The decline in book sales was attributed in part to RD's decision to severely reduce its adult and children's book retail operations as well as to eliminate its nonfiction book series.
General book sales were down in the U.S. due to reduced promotional mailings to marginal customers, which offset higher general book revenues in France.
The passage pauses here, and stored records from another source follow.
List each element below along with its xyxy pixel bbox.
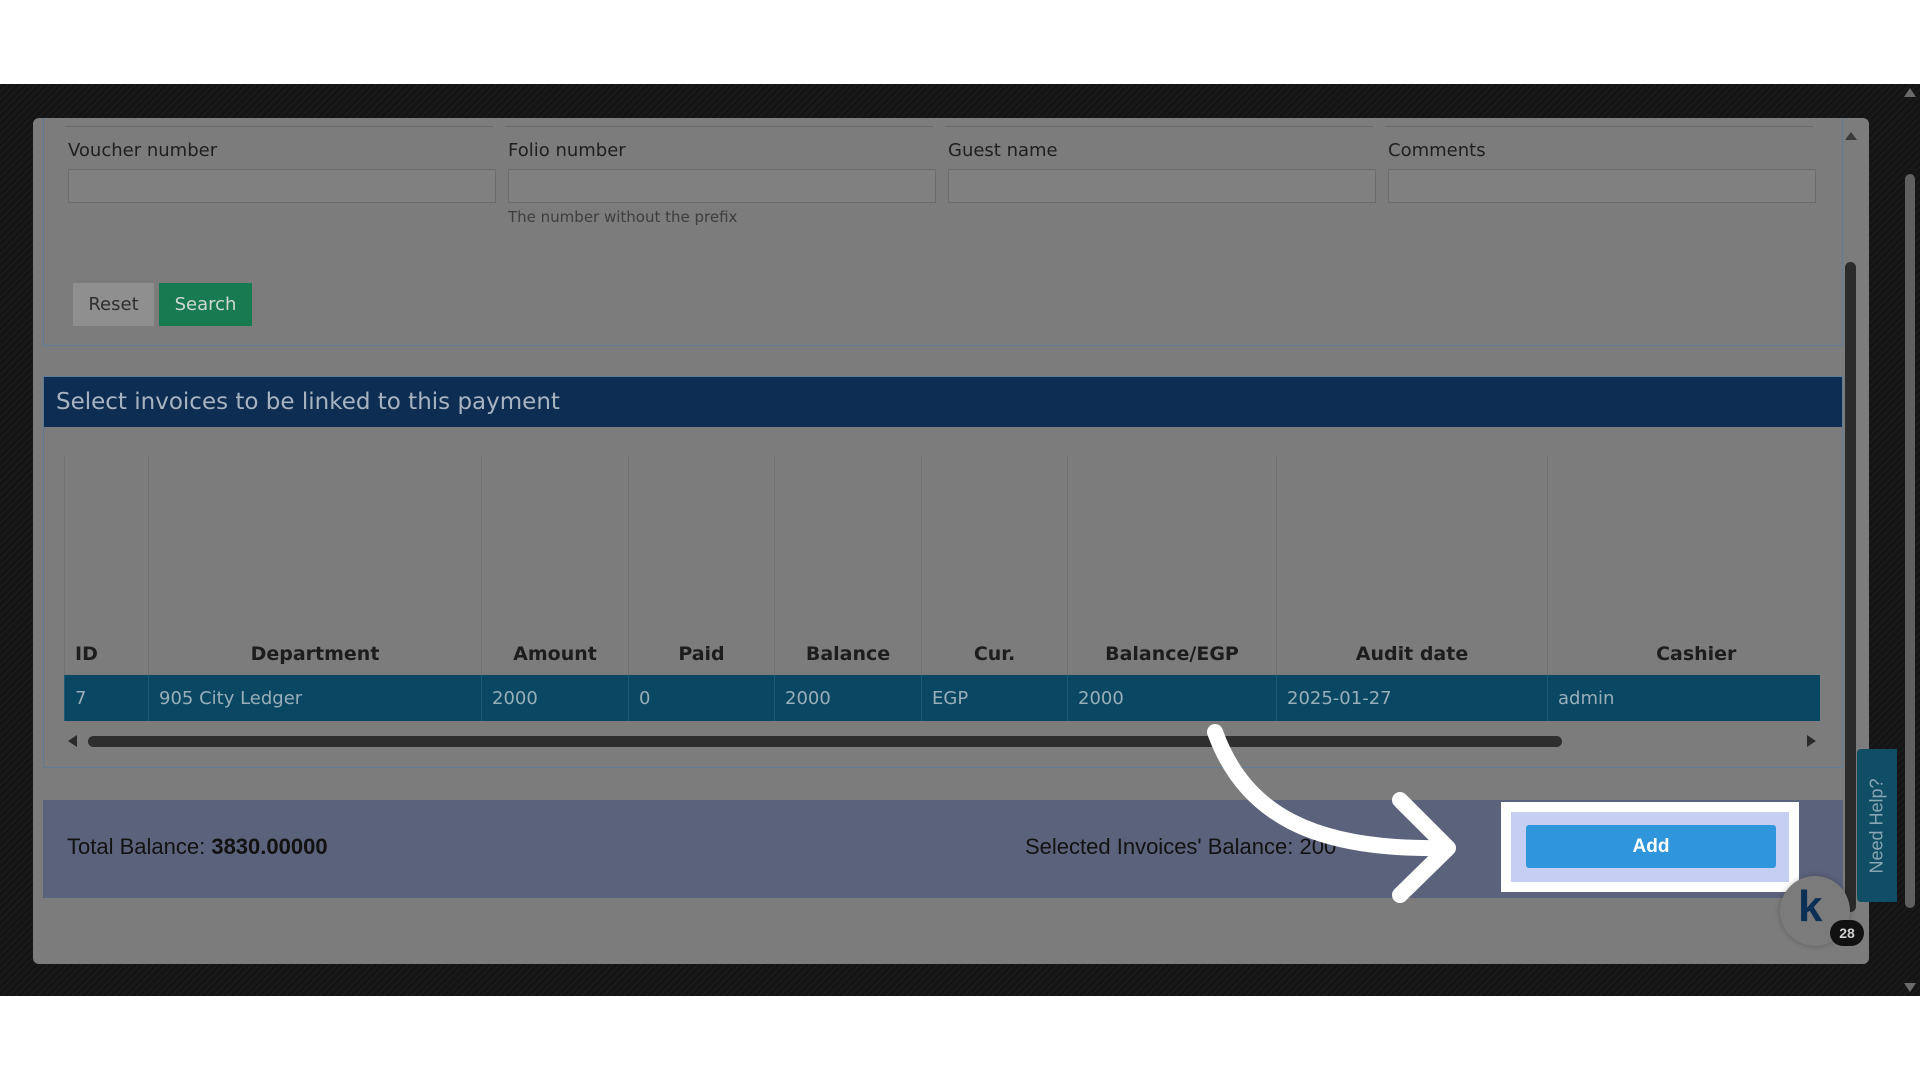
add-button-highlight: Add [1501,802,1799,892]
need-help-label: Need Help? [1866,777,1887,874]
total-balance-value: 3830.00000 [211,834,328,859]
invoices-table: ID Department Amount Paid Balance Cur. B… [64,455,1820,721]
scroll-left-icon[interactable] [68,735,77,747]
cell-balance: 2000 [774,675,922,721]
chat-bubble-logo: k [1798,882,1823,931]
voucher-number-field: Voucher number [68,140,496,203]
column-header-paid[interactable]: Paid [628,455,775,675]
cell-id: 7 [64,675,149,721]
column-header-currency[interactable]: Cur. [921,455,1068,675]
column-header-department[interactable]: Department [148,455,482,675]
add-button-highlight-inner: Add [1511,812,1789,882]
guest-name-input[interactable] [948,169,1376,203]
comments-input[interactable] [1388,169,1816,203]
table-row[interactable]: 7 905 City Ledger 2000 0 2000 EGP 2000 2… [64,675,1820,721]
column-header-id[interactable]: ID [64,455,149,675]
folio-number-hint: The number without the prefix [508,208,738,226]
horizontal-scrollbar[interactable] [64,733,1820,749]
search-filters: Voucher number Folio number The number w… [43,118,1843,346]
column-header-balance[interactable]: Balance [774,455,922,675]
folio-number-label: Folio number [508,140,626,161]
add-button[interactable]: Add [1526,825,1776,868]
column-header-amount[interactable]: Amount [481,455,629,675]
guest-name-label: Guest name [948,140,1058,161]
invoices-table-container: ID Department Amount Paid Balance Cur. B… [64,455,1820,721]
invoices-panel: Select invoices to be linked to this pay… [43,376,1843,768]
total-balance-label: Total Balance: [67,834,206,859]
curved-arrow-icon [1207,724,1456,903]
scroll-up-icon[interactable] [1845,132,1857,140]
comments-label: Comments [1388,140,1486,161]
chat-bubble-icon[interactable]: k 28 [1780,876,1864,946]
search-button[interactable]: Search [159,283,252,326]
cell-cashier: admin [1547,675,1820,721]
cell-department: 905 City Ledger [148,675,482,721]
page-scroll-up-icon[interactable] [1904,88,1916,97]
cell-currency: EGP [921,675,1068,721]
page-scroll-thumb[interactable] [1905,174,1915,908]
column-header-balance-egp[interactable]: Balance/EGP [1067,455,1277,675]
column-header-audit-date[interactable]: Audit date [1276,455,1548,675]
page-scrollbar[interactable] [1900,84,1920,996]
modal-vertical-scrollbar[interactable] [1844,132,1858,962]
cell-balance-egp: 2000 [1067,675,1277,721]
cell-amount: 2000 [481,675,629,721]
cell-paid: 0 [628,675,775,721]
guest-name-field: Guest name [948,140,1376,203]
need-help-tab[interactable]: Need Help? [1857,749,1897,902]
folio-number-input[interactable] [508,169,936,203]
voucher-number-input[interactable] [68,169,496,203]
total-balance: Total Balance: 3830.00000 [67,834,328,860]
notification-count-badge: 28 [1830,920,1864,946]
column-header-cashier[interactable]: Cashier [1547,455,1820,675]
reset-button[interactable]: Reset [73,283,154,326]
comments-field: Comments [1388,140,1816,203]
table-header-row: ID Department Amount Paid Balance Cur. B… [64,455,1820,675]
folio-number-field: Folio number The number without the pref… [508,140,936,226]
invoices-panel-title: Select invoices to be linked to this pay… [44,377,1842,427]
scroll-right-icon[interactable] [1807,735,1816,747]
page-scroll-down-icon[interactable] [1904,983,1916,992]
modal-scroll-thumb[interactable] [1845,262,1856,912]
voucher-number-label: Voucher number [68,140,218,161]
cell-audit-date: 2025-01-27 [1276,675,1548,721]
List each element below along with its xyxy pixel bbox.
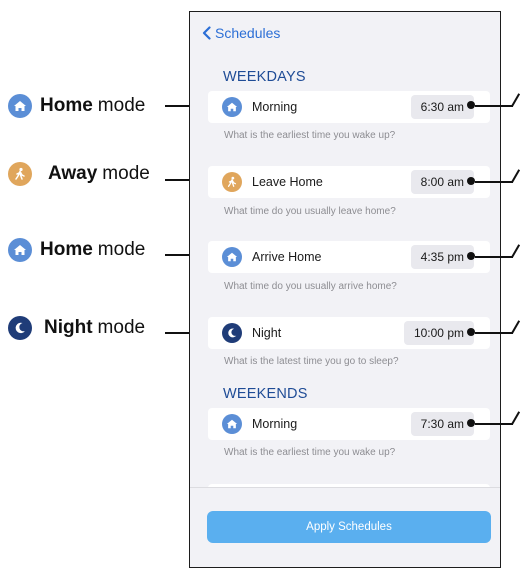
schedule-label: Morning <box>252 100 298 114</box>
schedule-row-morning[interactable]: Morning 6:30 am <box>208 91 490 123</box>
chevron-left-icon <box>202 26 211 40</box>
callout-dot <box>467 101 475 109</box>
callout-dot <box>467 419 475 427</box>
annotation-away-mode: Away mode <box>8 162 150 186</box>
annotation-night-mode: Night mode <box>8 316 145 340</box>
schedule-label: Leave Home <box>252 175 323 189</box>
back-label: Schedules <box>215 25 281 41</box>
schedule-label: Arrive Home <box>252 250 322 264</box>
home-icon <box>8 238 32 262</box>
schedule-hint: What is the latest time you go to sleep? <box>224 356 399 367</box>
callout-line <box>511 411 520 425</box>
schedule-label: Night <box>252 326 282 340</box>
callout-line <box>475 181 513 183</box>
section-title-weekdays: WEEKDAYS <box>223 69 306 85</box>
callout-line <box>511 320 520 334</box>
annotation-mode-word: mode <box>102 163 150 184</box>
annotation-mode-name: Home <box>40 239 93 260</box>
time-picker[interactable]: 10:00 pm <box>403 321 474 345</box>
annotation-mode-name: Home <box>40 95 93 116</box>
section-title-weekends: WEEKENDS <box>223 386 308 402</box>
walking-person-icon <box>8 162 32 186</box>
annotation-home-mode-2: Home mode <box>8 238 145 262</box>
home-icon <box>222 414 242 434</box>
moon-icon <box>8 316 32 340</box>
annotation-mode-word: mode <box>97 95 146 116</box>
callout-line <box>475 256 513 258</box>
moon-icon <box>222 323 242 343</box>
home-icon <box>222 97 242 117</box>
time-picker[interactable]: 6:30 am <box>410 95 474 119</box>
callout-dot <box>467 328 475 336</box>
callout-dot <box>467 252 475 260</box>
schedule-row-weekend-morning[interactable]: Morning 7:30 am <box>208 408 490 440</box>
schedule-row-leave-home[interactable]: Leave Home 8:00 am <box>208 166 490 198</box>
annotation-mode-name: Away <box>48 163 98 184</box>
schedule-hint: What is the earliest time you wake up? <box>224 447 396 458</box>
callout-dot <box>467 177 475 185</box>
phone-screen: Schedules WEEKDAYS Morning 6:30 am What … <box>189 11 501 568</box>
schedule-row-night[interactable]: Night 10:00 pm <box>208 317 490 349</box>
callout-line <box>511 244 520 258</box>
time-picker[interactable]: 7:30 am <box>410 412 474 436</box>
back-button[interactable]: Schedules <box>202 25 280 41</box>
time-picker[interactable]: 4:35 pm <box>410 245 474 269</box>
apply-schedules-button[interactable]: Apply Schedules <box>207 511 491 543</box>
annotation-home-mode: Home mode <box>8 94 145 118</box>
schedule-hint: What is the earliest time you wake up? <box>224 130 396 141</box>
time-picker[interactable]: 8:00 am <box>410 170 474 194</box>
annotation-mode-word: mode <box>97 317 146 338</box>
walking-person-icon <box>222 172 242 192</box>
callout-line <box>475 423 513 425</box>
schedule-hint: What time do you usually leave home? <box>224 206 396 217</box>
home-icon <box>8 94 32 118</box>
annotation-mode-name: Night <box>44 317 93 338</box>
schedule-label: Morning <box>252 417 298 431</box>
home-icon <box>222 247 242 267</box>
callout-line <box>475 105 513 107</box>
callout-line <box>511 93 520 107</box>
callout-line <box>475 332 513 334</box>
schedule-row-arrive-home[interactable]: Arrive Home 4:35 pm <box>208 241 490 273</box>
callout-line <box>511 169 520 183</box>
annotation-mode-word: mode <box>97 239 146 260</box>
schedule-hint: What time do you usually arrive home? <box>224 281 397 292</box>
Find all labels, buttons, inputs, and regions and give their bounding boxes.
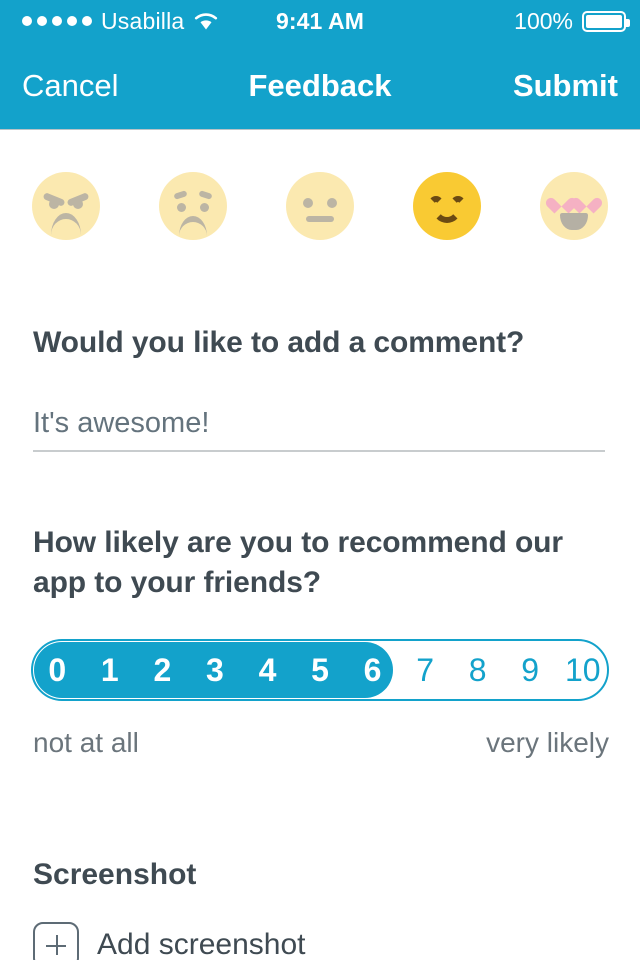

Sales of RD's condensed book line were up in Brazil.
Despite the revenue decline in the books and entertainment group, lower promotional and overhead costs improved profitability in the U.S., Germany (where profits jumped 158%) and the U.K., offsetting operating losses in Russia where the economic crisis led RD to cease most bulk mailing activity.
Looking ahead to fiscal 2000, company chairman Thomas O. Ryder said in RD's annual report that the publisher will be "going online, big time." RD plans to invest about $100 million in Web initiatives in the current year.
Elsewhere at RD, the publisher reported that the company exchanged eight million shares of Class A nonvoting stock for 9.3 million shares of Class B voting stock held by the DeWitt Wallace and Lila Wallace“Reader's Digest Funds. The exchange was made to prevent the funds from having to pay excise taxes (which they would have had to do beginning in 2000 if the funds had still controlled more than 50% of the voting stock); following the exchange, the funds own about 50% of the Class B stock and retain control of RD.